The characters can only interact verbally, soon discovering they have minimal control over who is to die next, by manipulating their hands to move lighted floor pointers to the person of their choice. They find they cannot vote for themselves, and if more than one person gets an equal amount of death votes, the Circle then makes the final choice on who dies.
Artfully woven into the desperate dialogue are unresolved social issues like racism, age-ism, politics, adultery, motherhood, altruism, capitalism, xenophobia. The existential question that keeps arising: Who amongst us is worthy enough to be the last person standing?
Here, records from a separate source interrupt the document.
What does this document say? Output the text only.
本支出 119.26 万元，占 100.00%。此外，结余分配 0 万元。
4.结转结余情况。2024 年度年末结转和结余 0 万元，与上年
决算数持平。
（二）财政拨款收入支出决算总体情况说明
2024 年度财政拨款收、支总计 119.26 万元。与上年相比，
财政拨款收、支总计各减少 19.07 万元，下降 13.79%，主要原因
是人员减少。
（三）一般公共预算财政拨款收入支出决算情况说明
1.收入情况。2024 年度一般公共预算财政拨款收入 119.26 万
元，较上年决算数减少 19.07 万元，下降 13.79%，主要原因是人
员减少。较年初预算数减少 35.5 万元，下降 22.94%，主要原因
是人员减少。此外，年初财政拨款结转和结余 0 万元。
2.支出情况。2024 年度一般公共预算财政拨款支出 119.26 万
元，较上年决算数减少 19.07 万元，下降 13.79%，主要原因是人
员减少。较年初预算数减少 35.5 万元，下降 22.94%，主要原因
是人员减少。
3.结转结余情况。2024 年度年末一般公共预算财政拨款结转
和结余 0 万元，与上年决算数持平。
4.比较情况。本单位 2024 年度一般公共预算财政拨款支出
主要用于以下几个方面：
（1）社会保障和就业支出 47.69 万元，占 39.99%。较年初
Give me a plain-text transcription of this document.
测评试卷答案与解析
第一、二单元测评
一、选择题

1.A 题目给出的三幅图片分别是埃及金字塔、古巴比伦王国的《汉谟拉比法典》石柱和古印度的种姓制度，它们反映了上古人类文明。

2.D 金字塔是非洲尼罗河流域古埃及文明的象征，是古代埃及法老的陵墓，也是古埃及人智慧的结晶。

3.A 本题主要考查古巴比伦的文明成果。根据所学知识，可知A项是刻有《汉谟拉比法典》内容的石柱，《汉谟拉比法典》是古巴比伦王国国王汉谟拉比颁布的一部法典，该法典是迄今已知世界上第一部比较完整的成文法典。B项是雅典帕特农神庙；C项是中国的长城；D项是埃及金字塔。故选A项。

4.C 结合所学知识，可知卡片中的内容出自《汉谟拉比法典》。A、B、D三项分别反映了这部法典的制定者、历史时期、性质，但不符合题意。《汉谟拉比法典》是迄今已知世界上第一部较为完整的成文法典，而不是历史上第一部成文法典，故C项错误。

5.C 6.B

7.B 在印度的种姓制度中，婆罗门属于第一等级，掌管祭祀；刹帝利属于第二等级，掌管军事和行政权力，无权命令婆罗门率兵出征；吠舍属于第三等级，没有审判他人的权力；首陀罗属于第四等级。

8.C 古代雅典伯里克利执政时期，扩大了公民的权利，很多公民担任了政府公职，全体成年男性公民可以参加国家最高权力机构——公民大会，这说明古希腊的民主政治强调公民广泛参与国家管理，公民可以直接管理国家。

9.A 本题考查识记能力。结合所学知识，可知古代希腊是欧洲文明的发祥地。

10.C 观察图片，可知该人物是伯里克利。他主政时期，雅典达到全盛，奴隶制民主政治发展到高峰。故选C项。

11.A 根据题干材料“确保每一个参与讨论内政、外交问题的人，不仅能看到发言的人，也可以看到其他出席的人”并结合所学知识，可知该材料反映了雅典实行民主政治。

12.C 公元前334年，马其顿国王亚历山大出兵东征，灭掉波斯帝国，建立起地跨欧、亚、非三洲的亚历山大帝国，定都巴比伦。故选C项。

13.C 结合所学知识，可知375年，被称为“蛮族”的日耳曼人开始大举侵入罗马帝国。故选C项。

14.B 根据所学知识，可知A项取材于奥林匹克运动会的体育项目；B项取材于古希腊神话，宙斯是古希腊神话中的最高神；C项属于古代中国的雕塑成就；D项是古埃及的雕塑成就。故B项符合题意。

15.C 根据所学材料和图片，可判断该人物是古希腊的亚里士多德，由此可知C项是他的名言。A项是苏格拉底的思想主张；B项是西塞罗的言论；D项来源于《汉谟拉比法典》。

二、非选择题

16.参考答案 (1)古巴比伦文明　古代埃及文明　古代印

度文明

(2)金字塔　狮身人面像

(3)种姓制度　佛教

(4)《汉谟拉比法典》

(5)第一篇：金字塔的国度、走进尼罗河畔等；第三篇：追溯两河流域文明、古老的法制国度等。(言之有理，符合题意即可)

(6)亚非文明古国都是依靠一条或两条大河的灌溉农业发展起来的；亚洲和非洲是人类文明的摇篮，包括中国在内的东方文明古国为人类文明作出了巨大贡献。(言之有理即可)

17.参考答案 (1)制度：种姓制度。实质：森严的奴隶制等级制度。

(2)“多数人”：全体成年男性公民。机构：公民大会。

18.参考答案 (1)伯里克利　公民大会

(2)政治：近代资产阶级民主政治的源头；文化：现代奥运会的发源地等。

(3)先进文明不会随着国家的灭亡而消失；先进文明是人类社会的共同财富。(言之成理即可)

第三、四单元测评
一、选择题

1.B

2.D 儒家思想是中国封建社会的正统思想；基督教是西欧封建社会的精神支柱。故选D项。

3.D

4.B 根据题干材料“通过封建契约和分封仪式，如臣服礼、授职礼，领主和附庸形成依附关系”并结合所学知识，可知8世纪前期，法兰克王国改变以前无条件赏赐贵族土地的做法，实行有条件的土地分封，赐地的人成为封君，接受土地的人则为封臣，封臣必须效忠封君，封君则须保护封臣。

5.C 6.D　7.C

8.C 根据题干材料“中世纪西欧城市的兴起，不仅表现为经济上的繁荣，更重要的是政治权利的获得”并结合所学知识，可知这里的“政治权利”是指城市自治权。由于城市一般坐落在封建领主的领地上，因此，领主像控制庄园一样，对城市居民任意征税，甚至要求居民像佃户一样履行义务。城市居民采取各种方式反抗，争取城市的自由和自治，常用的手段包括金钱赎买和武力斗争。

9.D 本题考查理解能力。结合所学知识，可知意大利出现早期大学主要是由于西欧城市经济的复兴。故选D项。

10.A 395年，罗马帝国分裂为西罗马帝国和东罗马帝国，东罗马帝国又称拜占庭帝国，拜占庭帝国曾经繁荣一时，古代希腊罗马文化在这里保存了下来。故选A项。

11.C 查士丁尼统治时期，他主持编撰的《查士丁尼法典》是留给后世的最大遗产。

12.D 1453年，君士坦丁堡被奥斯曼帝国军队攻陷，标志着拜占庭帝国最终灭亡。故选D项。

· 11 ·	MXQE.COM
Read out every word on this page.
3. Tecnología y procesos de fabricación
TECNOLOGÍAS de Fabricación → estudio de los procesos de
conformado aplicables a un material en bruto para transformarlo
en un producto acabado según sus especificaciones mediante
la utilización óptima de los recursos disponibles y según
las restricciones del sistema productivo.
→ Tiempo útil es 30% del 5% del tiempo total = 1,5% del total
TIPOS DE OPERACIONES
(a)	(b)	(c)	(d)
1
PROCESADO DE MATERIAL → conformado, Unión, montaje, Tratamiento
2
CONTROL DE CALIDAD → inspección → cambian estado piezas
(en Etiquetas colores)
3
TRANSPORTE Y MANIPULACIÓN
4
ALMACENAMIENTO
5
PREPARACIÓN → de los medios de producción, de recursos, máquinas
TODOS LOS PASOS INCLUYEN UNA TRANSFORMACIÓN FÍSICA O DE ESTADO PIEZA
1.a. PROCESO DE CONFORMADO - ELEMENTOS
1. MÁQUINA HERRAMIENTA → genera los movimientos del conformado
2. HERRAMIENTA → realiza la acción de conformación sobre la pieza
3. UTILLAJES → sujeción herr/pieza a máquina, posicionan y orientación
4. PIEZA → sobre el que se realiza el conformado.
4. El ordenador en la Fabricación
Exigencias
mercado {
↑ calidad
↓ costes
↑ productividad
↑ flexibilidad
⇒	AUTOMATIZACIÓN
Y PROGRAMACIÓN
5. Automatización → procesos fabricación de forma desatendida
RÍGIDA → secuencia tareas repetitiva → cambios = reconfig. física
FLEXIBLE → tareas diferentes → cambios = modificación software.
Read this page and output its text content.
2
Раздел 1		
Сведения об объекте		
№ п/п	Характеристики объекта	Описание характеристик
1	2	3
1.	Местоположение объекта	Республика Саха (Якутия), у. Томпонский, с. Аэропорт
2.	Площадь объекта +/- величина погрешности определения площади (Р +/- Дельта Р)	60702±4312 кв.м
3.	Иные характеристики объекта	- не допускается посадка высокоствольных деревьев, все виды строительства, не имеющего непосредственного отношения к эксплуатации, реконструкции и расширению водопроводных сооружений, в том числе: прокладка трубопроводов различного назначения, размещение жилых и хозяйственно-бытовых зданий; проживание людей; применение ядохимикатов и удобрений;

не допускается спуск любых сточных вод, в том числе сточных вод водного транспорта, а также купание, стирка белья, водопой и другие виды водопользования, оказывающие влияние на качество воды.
It’s a well-made thought-experiment, but cannot sustain the tension for a few reasons:
1) Once you come to terms with the inevitability of your own death, and once we as the audience come to terms with the fact that there is probably no way out for any cast member, no matter how sexy or kind or redeemed or useful to society – all hope IS lost. There is no more reason to hold onto life, which, it would seem, is not precious at all, if all the struggles of all these different people from such different walks of life, all come to nought.
2) Get 50 people in a room together. See what happens. I have no faith in humankind at all, especially with wildly differing intelligence and sociological strata, as in CIRCLE’s situation. The only “faith” I have in human nature, is that if you put enough humans together in a stultifying space, soon enough they’ll turn into a clutch of idiots that don’t deserve to live. There are certain points where CIRCLE tries to emulate the discordant natter of opposing viewpoints, but it fails at conveying the cackling shout-fest, politics-fest, ethics-fest, hot-button-issue fest, racist-fest that this claustrophobic situation would devolve to within 5 minutes. Not saying there are not intelligent people among these 50, but, as in real society, the intelligentsia is drowned out by the morons (cough-Dumbo Donald supporters).
3) As soon as someone mentions “aliens” – and it turns out to be a credible assumption – you lose me at anal-probing.
CIRCLE is to be enjoyed in the moment, within its 1 hr 27 min runtime. If you take away anything from it, it’s that humans are a clutch of idiots that don’t deserve to live.